1Jn. 2, 3-11;
Sal. 95;
Lc. 2, 22-35
En estos días en que seguimos celebrando la Natividad
del Señor en el evangelio se nos van ofreciendo distintos textos todos ellos
referentes a los acontecimientos que rodearon el nacimiento de Jesús y su
infancia para seguir ayudándonos a profundizar en el misterio de Jesús, Dios
que se ha hecho carne, se ha hecho hombre como nosotros.
El texto del evangelio de hoy nos ofrece la
presentación de Jesús en el templo, como estaba prescrito para todo primogénito
varón que había de ser ofrecido al Señor a los cuarenta días de su nacimiento.
En su momento, cuarenta días después de la navidad, el 2 de febrero, volveremos
a escucharlo y a celebrarlo, pero hoy se nos ofrece en esta lectura continuada
de los hechos de la infancia de Jesús.
Es la ofrenda que todo piadoso judío hacía al Señor
junto al reconocimiento de que toda vida nos viene de Dios y por eso la
primicia es para el Señor. Una expresión de un pueblo creyente que sabe hacer
ofrenda de lo mejor para Dios. Allí están, pues, José y María en esa
consagración a Dios de su hijo primogénito y haciendo la ofrenda de los pobres.
Así quiso encarnarse Dios entre nosotros entre la humildad de los pobres, que
luego tanto nos enseñaría este gesto humilde a través de todo el evangelio.

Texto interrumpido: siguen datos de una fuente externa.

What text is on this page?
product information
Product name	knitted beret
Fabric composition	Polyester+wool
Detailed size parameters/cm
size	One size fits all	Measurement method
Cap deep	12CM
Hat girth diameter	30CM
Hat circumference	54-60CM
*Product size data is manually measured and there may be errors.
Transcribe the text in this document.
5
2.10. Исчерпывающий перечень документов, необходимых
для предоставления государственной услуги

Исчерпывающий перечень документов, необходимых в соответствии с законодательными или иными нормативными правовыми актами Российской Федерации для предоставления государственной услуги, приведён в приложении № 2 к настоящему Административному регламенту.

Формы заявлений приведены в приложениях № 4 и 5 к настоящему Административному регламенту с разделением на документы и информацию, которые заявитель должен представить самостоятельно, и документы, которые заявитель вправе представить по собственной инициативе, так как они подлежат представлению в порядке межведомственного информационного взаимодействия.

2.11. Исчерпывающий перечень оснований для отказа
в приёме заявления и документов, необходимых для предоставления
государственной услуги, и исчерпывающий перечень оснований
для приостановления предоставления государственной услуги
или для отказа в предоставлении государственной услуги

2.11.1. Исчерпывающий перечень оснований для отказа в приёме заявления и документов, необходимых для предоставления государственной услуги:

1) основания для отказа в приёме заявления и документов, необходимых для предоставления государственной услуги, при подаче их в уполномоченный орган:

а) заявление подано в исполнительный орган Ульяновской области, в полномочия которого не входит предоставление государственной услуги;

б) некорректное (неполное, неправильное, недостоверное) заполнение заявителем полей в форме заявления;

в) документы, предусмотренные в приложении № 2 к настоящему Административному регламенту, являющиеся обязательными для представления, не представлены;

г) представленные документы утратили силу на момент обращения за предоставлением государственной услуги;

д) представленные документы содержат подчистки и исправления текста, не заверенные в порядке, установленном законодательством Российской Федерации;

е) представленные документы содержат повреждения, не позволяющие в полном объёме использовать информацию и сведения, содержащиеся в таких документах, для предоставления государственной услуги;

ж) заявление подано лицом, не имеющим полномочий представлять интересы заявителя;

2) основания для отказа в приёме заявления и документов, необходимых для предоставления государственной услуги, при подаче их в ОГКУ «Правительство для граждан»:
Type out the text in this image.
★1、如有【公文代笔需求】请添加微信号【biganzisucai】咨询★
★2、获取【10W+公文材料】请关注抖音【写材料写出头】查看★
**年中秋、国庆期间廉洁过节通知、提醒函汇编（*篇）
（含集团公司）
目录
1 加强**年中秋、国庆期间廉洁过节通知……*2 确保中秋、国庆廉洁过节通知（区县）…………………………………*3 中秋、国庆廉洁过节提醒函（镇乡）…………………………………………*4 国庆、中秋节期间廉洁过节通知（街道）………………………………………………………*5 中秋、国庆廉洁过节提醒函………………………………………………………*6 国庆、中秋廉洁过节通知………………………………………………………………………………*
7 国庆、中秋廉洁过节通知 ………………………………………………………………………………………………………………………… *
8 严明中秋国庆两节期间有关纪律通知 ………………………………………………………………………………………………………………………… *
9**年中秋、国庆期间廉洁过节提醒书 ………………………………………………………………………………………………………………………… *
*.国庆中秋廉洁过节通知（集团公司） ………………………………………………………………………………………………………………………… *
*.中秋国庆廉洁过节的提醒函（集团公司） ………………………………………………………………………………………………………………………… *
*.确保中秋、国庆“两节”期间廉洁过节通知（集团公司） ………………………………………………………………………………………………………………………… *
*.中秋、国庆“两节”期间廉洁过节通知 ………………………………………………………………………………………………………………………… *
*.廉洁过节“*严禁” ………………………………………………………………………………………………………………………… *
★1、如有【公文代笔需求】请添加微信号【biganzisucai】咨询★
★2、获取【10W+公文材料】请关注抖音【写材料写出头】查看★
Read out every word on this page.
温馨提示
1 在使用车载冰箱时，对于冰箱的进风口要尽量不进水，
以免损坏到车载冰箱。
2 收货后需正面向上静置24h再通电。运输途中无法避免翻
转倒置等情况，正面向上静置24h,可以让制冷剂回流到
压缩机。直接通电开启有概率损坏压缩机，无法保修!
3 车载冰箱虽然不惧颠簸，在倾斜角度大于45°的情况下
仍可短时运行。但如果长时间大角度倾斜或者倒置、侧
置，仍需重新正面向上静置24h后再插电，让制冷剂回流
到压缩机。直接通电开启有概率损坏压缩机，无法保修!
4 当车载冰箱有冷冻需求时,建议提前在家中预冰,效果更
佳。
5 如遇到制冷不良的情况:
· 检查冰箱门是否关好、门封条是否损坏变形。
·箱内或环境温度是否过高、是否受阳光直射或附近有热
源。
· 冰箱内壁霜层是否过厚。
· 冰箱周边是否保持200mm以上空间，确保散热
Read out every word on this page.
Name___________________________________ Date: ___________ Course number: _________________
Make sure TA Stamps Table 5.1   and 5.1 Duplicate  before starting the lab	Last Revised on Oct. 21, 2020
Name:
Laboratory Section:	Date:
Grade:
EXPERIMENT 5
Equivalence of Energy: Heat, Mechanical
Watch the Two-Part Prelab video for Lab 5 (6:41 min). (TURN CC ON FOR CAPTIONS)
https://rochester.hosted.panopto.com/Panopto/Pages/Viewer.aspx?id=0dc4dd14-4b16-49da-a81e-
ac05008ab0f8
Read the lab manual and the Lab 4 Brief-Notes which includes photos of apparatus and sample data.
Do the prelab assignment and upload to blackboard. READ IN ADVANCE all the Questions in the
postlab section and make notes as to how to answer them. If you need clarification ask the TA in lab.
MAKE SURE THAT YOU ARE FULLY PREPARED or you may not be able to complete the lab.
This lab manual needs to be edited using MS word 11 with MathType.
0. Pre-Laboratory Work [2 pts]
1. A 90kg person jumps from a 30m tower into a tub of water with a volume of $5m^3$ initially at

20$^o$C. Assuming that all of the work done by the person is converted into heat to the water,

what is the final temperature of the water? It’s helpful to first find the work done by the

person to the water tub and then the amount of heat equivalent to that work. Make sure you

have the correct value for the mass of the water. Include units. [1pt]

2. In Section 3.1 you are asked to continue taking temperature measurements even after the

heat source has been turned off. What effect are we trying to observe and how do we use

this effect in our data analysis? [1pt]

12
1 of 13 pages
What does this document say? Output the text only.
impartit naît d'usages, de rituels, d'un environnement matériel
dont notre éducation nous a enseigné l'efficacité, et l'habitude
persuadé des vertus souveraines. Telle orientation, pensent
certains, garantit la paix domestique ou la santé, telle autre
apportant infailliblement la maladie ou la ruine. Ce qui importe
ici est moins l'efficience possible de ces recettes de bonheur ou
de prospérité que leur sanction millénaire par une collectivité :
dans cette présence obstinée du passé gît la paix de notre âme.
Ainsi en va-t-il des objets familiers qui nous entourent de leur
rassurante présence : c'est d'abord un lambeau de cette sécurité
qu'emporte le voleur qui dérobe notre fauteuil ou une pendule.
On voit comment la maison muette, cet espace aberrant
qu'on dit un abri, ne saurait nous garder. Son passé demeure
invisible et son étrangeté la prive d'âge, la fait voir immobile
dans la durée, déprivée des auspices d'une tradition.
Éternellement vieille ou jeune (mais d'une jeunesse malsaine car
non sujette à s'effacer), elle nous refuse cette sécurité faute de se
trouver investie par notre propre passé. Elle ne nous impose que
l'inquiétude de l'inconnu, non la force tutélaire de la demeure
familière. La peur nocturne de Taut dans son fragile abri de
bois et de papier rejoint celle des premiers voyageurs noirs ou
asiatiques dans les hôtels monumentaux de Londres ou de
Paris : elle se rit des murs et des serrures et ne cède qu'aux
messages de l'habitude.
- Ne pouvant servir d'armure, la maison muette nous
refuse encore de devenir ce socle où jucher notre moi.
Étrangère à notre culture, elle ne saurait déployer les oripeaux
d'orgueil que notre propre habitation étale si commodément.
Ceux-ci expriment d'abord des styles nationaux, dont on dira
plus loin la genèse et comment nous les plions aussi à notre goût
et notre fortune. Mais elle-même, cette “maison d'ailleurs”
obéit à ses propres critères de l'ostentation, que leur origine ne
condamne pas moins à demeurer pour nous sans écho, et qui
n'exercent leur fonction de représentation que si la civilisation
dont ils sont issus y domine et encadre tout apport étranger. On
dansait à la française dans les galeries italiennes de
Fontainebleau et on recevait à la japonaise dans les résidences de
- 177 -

Pero ahí podemos contemplar a Jesús, como nos dirá
luego la carta a los Hebreos, haciendo ofrenda de si mismo, de quien viene en
todo a hacer la voluntad del Padre. Quien en otro momento del evangelio – allá
junto al pozo de Jacob – que su alimento es hacer la voluntad del Padre, quien
en el momento supremo de la Cruz gritará poniendo en las manos del Padre su
espíritu, o quien ante la inminencia de la pasión en la agonía de Getsemaní
aunque le pida al Padre que le libre de aquella hora, de aquel cáliz, sin
embargo dirá que no se haga su voluntad sino la voluntad del Padre, es el que
en el momento de entrar en el mundo, como expresa la carta a los Hebreos dirá ‘Aquí estoy, oh Dios, para hacer tu
voluntad’.
Pero en algo más podríamos fijarnos en este texto del
evangelio. Allí se están manifestando las mejores esperanzas del pueblo de
Israel expresadas en aquel santo anciano, Simeón, que acude al templo y da
gloria al Señor porque sus ojos han podido contemplar al Salvador. ‘Simeón, hombre honrado y piadoso, que
aguardaba el consuelo de Israel y el Espíritu Santo moraba en él’, como nos
lo presenta el evangelista.
‘Había recibido un
oráculo del Espíritu Santo que no vería la muerte antes de ver al Mesías del
Señor. Ahora impulsado por el Espíritu Santo fue al templo’. Y aquel hombre, lleno de
esperanza, de la más pura y honda esperanza, bendice ahora al Señor porque allí
está quien es ‘presentado ante todos los
pueblos, luz para alumbrar a las naciones y gloria de tu pueblo Israel’.
Es lo que
nosotros estamos viviendo y celebrando en estos días. Las esperanzas de
la humanidad están cumplidas en Jesús, el niño recién nacido que vemos entre
pajas en Belén. Ha llegado la luz que disipa todas nuestras tinieblas. Con
Jesús toda nuestra vida tiene que estar llena de luz. La alegría que tanto
manifestamos en estos días de tantas formas tiene que nacer de esa presencia de
Cristo en nuestro corazón. Nos sentimos luminosos para iluminar también a los
demás porque estamos llenos de la luz de Dios. No es nuestra luz, sino la luz
del Señor que reflejamos en nuestras obras, en
nuestra fe y en nuestro amor.
No caben en nosotros los pesimismos que oscurecen y
llenan de muerte nuestra vida. En nuestro corazón brotan y florecen todas esas
flores llenas de color y de vida que nos hacen mirar la vida y el mundo de
manera nueva. Por eso queremos trasmitir alegría, ilusión por lo nuevo,
esperanza de un mundo nuevo. Es más, desde nuestra fe en Jesús tenemos la
obligación de trasmitirla. No saben en nosotros las tristezas y las
desesperanzas porque tenemos a Jesús con nosotros. Y El nos enseña a hacer esa ofrenda de nuestro yo
y nuestra voluntad al Padre para hacer siempre el querer de Dios.